Nearly 30% of AI-Related Imports for U.S. Data Centers Depend on Chinese Companies

Alina Collins
Published 2026-06-28About 9 min read

A 22V Research report finds roughly 30% of US AI-related imports come from Chinese firms — spanning energy storage, transformers, and critical minerals — revealing a supply-chain dependence that runs far deeper than chips.

01

If not chips, what exactly does China supply?

Analysts Michael Hirson and Houze Song note that China lacks advanced chip mass-production, yet plays a core role in energy storage, transformers, critical minerals, and chemicals for data centers.
This means → even with chips restricted, the "utilities layer" of US data centers still leans heavily on Chinese suppliers.
AI-related exports account for roughly half of China's total export growth this year — a share large enough to mark the AI supply chain as a new engine of Chinese trade.
02

Among the top-ten names by market cap, who rallied hardest?

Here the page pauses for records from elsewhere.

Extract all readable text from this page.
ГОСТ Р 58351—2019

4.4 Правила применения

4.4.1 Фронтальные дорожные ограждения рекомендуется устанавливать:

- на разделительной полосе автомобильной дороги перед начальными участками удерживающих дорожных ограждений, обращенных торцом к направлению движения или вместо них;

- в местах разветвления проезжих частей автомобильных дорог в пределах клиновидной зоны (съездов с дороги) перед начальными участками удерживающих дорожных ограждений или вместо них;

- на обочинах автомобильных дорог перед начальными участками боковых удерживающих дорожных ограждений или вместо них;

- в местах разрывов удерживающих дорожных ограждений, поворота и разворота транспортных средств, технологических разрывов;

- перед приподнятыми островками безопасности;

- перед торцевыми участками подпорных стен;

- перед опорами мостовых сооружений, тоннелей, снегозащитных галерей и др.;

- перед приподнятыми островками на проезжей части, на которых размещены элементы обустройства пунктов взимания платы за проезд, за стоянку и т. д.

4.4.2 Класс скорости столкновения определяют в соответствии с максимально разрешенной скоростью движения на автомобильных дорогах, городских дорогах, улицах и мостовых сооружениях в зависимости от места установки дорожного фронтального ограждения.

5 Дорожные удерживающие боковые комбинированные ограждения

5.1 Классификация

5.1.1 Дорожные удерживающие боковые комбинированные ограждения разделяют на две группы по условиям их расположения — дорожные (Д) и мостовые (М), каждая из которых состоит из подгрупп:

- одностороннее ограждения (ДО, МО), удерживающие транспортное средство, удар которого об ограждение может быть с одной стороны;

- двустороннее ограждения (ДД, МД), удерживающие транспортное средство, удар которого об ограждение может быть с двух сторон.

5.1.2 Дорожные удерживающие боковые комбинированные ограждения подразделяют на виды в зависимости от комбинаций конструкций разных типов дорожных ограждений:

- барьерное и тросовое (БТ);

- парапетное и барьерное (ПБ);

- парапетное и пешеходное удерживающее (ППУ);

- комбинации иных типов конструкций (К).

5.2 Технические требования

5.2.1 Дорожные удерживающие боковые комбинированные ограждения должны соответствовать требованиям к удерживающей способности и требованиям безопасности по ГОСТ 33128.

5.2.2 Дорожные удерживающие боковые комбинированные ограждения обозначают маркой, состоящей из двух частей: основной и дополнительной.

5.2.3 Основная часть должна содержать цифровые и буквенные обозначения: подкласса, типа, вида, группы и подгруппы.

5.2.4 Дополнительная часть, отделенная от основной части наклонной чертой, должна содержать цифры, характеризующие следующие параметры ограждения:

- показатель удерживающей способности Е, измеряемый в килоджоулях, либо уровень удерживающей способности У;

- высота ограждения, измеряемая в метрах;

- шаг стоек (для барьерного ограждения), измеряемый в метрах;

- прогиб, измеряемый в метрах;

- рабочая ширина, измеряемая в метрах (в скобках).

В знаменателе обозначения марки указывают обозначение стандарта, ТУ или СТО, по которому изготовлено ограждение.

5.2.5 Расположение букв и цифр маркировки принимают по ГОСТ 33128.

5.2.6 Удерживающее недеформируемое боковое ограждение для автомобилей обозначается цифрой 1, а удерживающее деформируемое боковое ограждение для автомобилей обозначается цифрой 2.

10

22V Research screened the CSI 300 for the ten largest AI supply-chain companies. Excluding CATL, the other nine at least doubled in the 12 months to May.
The list includes PCB makers — printed circuit boards, the "highways" between chips — Shenghong Tech, Dongshan Precision, and Shengyi Technology, plus MLCC maker Sanyuan Group (三环集团). MLCCs are tiny capacitors that stabilize power delivery beside each chip.
In plain terms = Nvidia's latest Vera Rubin system uses nearly twice as many MLCCs as the prior generation, directly pulling demand for these "invisible" component makers.
03

On the server and energy side, who is capturing the growth?

Foxconn Industrial Internet (富士康工业互联网) reported cloud-computing revenue up 88.7% year-on-year in 2025, reaching RMB 602.68 billion (≈US$88.67 billion) — the single largest growth contributor.
Energy firm Sungrow (阳光电源) also made the top-ten list.
This reflects a broader dynamic: AI compute expansion is pulling not just chips and servers but also data-center power supply and energy storage.
04

Why are optical modules called the "infrastructure corridor"?

J.P. Morgan labels optical modules the core "infrastructure corridor" for China's AI sector: AI data centers use 5–10× more fiber than traditional server rooms.
Three optical-communications firms made the list: Eoptolink (新易盛), HG Genuine (华工正源), and TFC (天孚通信). Some overseas orders are booked out to 2027–2028; Chinese customs data show fiber/cable export value at roughly 4× year-ago levels.
This means → optical modules are not a short-term spike but an order curve with visibility stretching two to three years out.
05

Can the valuation gap narrow?

Eoptolink and Foxconn Industrial Internet have both entered the RMB 1-trillion market-cap bracket, alongside CATL.
Chinese tech stocks overall still trade at a discount to US peers, but AI export exposure keeps widening.
In plain terms = share prices have already surged, yet a discount to US AI leaders remains — whether it narrows further depends on whether export growth continues to deliver.

Content is for reference only, not financial advice.